Coffee flavor is often described in terms of:

  1. Roast darkness (light to dark)
  2. Body (medium to heavy)
  3. Acidity (smooth to bright)

I have a vague understanding of some of these, but am unclear especially on body. Could someone explain these a bit and show how they differ from one another?

  • 2
    Could be difficult as how these terms are used and understood by the populace vs. advertisers, vs. gourmet drinks varies widely. Jan 27, 2015 at 23:04

3 Answers 3


I'm not really an expert, but in basic terms:

Roast darkness:

  • Roughly how long was the coffee roasted, much like toast, a longer roast usually brings about a darker flavor. Darker roast coffees tend to have a slightly burnt caramelized flavor.

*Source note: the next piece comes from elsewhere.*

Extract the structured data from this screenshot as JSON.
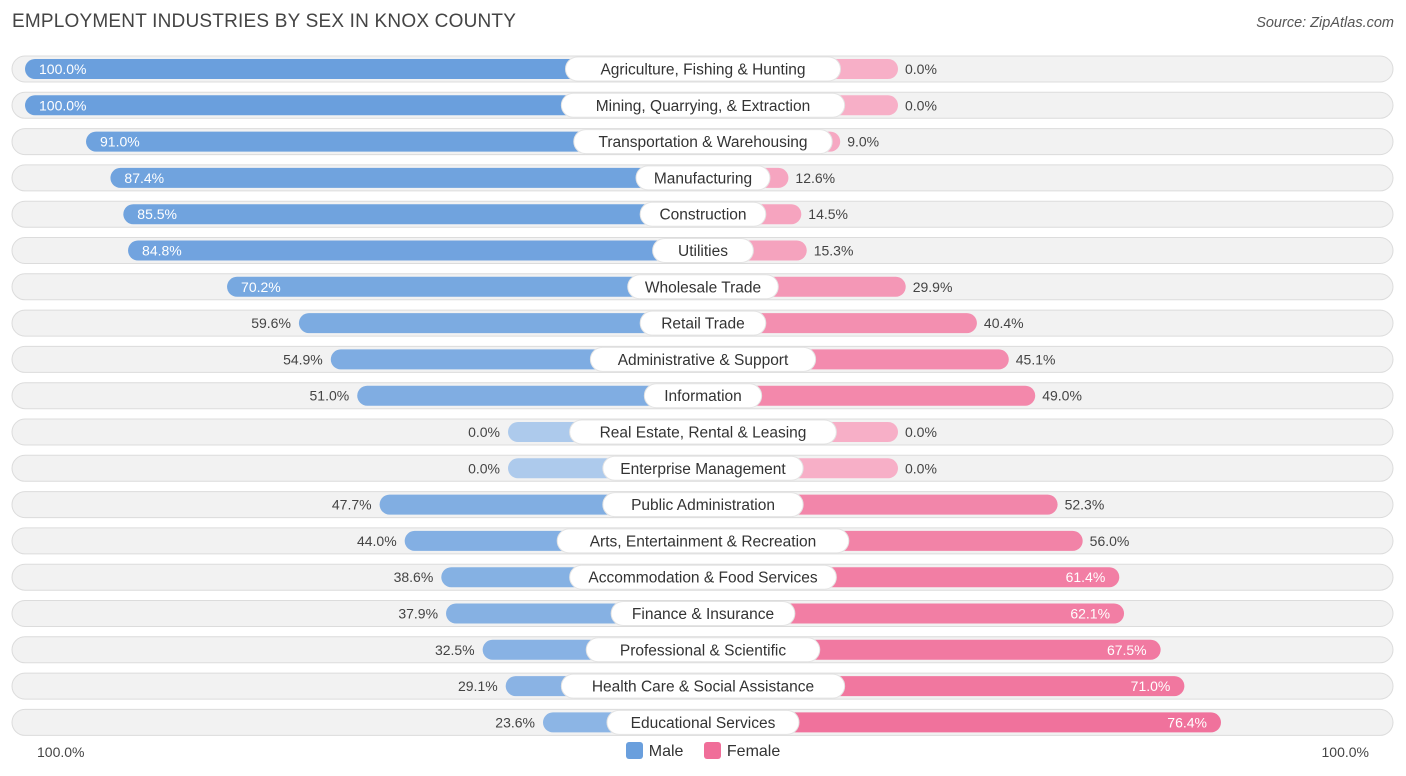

  • I usually think of this as more of a texture than a flavor, probably more easily noticed at the extremes. A "full bodied" coffee sort of coats the tongue causing the flavor to linger while "medium bodied" coffees tend to be a little lighter with a cleaner finish.

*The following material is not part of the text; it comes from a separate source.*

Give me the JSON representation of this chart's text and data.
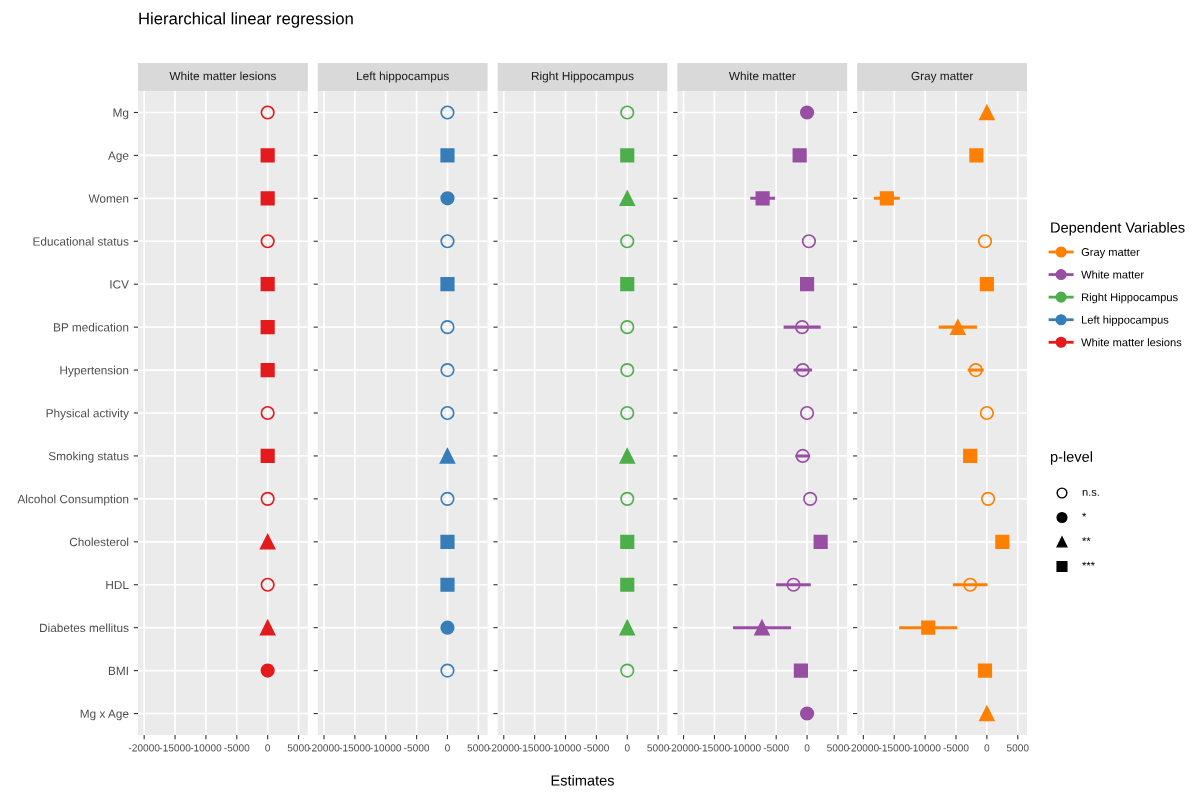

  • Acidity is basically what it sounds like, lower acid coffees are often referred to as "smooth" and higher acid coffees referred to as "bright".

Now as mentioned in the comments these terms are really painfully relative, and somewhat rendered meaningless by an onslaught of advertisers claiming that their coffee is "smooth dark and full-bodied" regardless of the real characteristics.

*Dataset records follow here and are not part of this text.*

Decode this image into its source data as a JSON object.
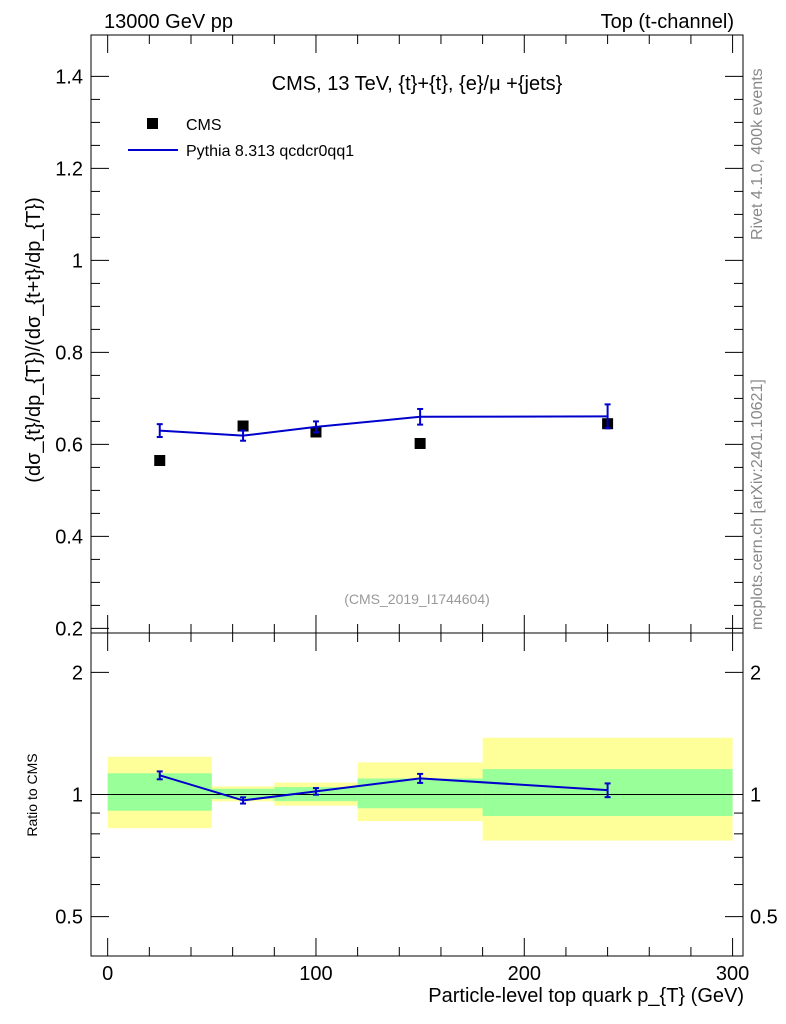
{
  "header": {
    "left": "13000 GeV pp",
    "right": "Top (t-channel)"
  },
  "side": {
    "rivet": "Rivet 4.1.0,  400k events",
    "mcplots": "mcplots.cern.ch [arXiv:2401.10621]"
  },
  "chart_data": [
    {
      "panel": "main",
      "type": "scatter",
      "title": "CMS, 13 TeV, {t}+{t}, {e}/μ +{jets}",
      "analysis_id": "(CMS_2019_I1744604)",
      "ylabel": "(dσ_{t}/dp_{T})/(dσ_{t+t}/dp_{T})",
      "xlim": [
        -8,
        305
      ],
      "ylim": [
        0.19,
        1.49
      ],
      "yticks": [
        0.2,
        0.4,
        0.6,
        0.8,
        1,
        1.2,
        1.4
      ],
      "ytick_labels": [
        "0.2",
        "0.4",
        "0.6",
        "0.8",
        "1",
        "1.2",
        "1.4"
      ],
      "legend": {
        "position": "top-left",
        "entries": [
          "CMS",
          "Pythia 8.313 qcdcr0qq1"
        ]
      },
      "series": [
        {
          "name": "CMS",
          "style": "markers",
          "color": "#000000",
          "x": [
            25,
            65,
            100,
            150,
            240
          ],
          "y": [
            0.565,
            0.64,
            0.627,
            0.602,
            0.645
          ]
        },
        {
          "name": "Pythia 8.313 qcdcr0qq1",
          "style": "line",
          "color": "#0000cc",
          "x": [
            25,
            65,
            100,
            150,
            240
          ],
          "y": [
            0.63,
            0.619,
            0.638,
            0.66,
            0.661
          ],
          "yerr": [
            0.014,
            0.011,
            0.012,
            0.017,
            0.026
          ]
        }
      ]
    },
    {
      "panel": "ratio",
      "type": "line",
      "ylabel": "Ratio to CMS",
      "xlabel": "Particle-level top quark p_{T} (GeV)",
      "xlim": [
        -8,
        305
      ],
      "ylim": [
        0.4,
        2.5
      ],
      "yscale": "log",
      "yticks": [
        0.5,
        1,
        2
      ],
      "ytick_labels": [
        "0.5",
        "1",
        "2"
      ],
      "xticks": [
        0,
        100,
        200,
        300
      ],
      "xtick_labels": [
        "0",
        "100",
        "200",
        "300"
      ],
      "bands": [
        {
          "x0": 0,
          "x1": 50,
          "yellow": [
            0.826,
            1.239
          ],
          "green": [
            0.912,
            1.128
          ]
        },
        {
          "x0": 50,
          "x1": 80,
          "yellow": [
            0.962,
            1.047
          ],
          "green": [
            0.975,
            1.033
          ]
        },
        {
          "x0": 80,
          "x1": 120,
          "yellow": [
            0.939,
            1.07
          ],
          "green": [
            0.963,
            1.043
          ]
        },
        {
          "x0": 120,
          "x1": 180,
          "yellow": [
            0.86,
            1.2
          ],
          "green": [
            0.925,
            1.095
          ]
        },
        {
          "x0": 180,
          "x1": 300,
          "yellow": [
            0.77,
            1.38
          ],
          "green": [
            0.885,
            1.155
          ]
        }
      ],
      "series": [
        {
          "name": "Pythia 8.313 qcdcr0qq1",
          "color": "#0000cc",
          "x": [
            25,
            65,
            100,
            150,
            240
          ],
          "y": [
            1.115,
            0.967,
            1.018,
            1.096,
            1.025
          ],
          "yerr": [
            0.025,
            0.017,
            0.019,
            0.028,
            0.04
          ]
        }
      ]
    }
  ]
}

Body can sometimes also be described as "mouth feel". How "heavy" the coffee feels in ones mouth. Roast darkness varies, of course, with the roast level. However, body and acidity vary not only with roast level, but also with the variety of bean itself being roasted. Different varieties of coffee will have varying different levels of body and acidity, which is further affected by the roast level applied to the beans.


I think the terms are used quite loosely. For instance, the subjective “acidity” has little to do with the actual acidity in the brew. Out of interest, I measured the acidity of this morning’s espresso with pH paper. My tap water is pH 6.75 (very slightly acidic compared with neutral pH 7.0). The coffee was pH 6.5 . For comparison, table vinegar was completely off the scale blow pH 4.0 . Even when the vinegar was diluted 100:1 it was still below pH 4.0.

So coffee is less that 1/100th as acidic as table vinegar. I don’t think anyone’s taste buds are going to tell the difference in actual acidity between two cups of coffee.

When I taste my morning espresso, the things I focus on are

  1. Body: does the coffee coat all parts of my tongue with flavor? ?
  2. Bitterness: Does the coffee “bite” the side edges of my tongue? A bit of bite is OK.
  3. Legs: How long does the taste last and how does the flavor develop during that period?

A great coffee offers flavor to your entire mouth and the flavor changes and develops for at least 30 seconds after a sip. A miserable coffee leaves you with no flavor after a few seconds… except a bitter bite on the edges of your tongue.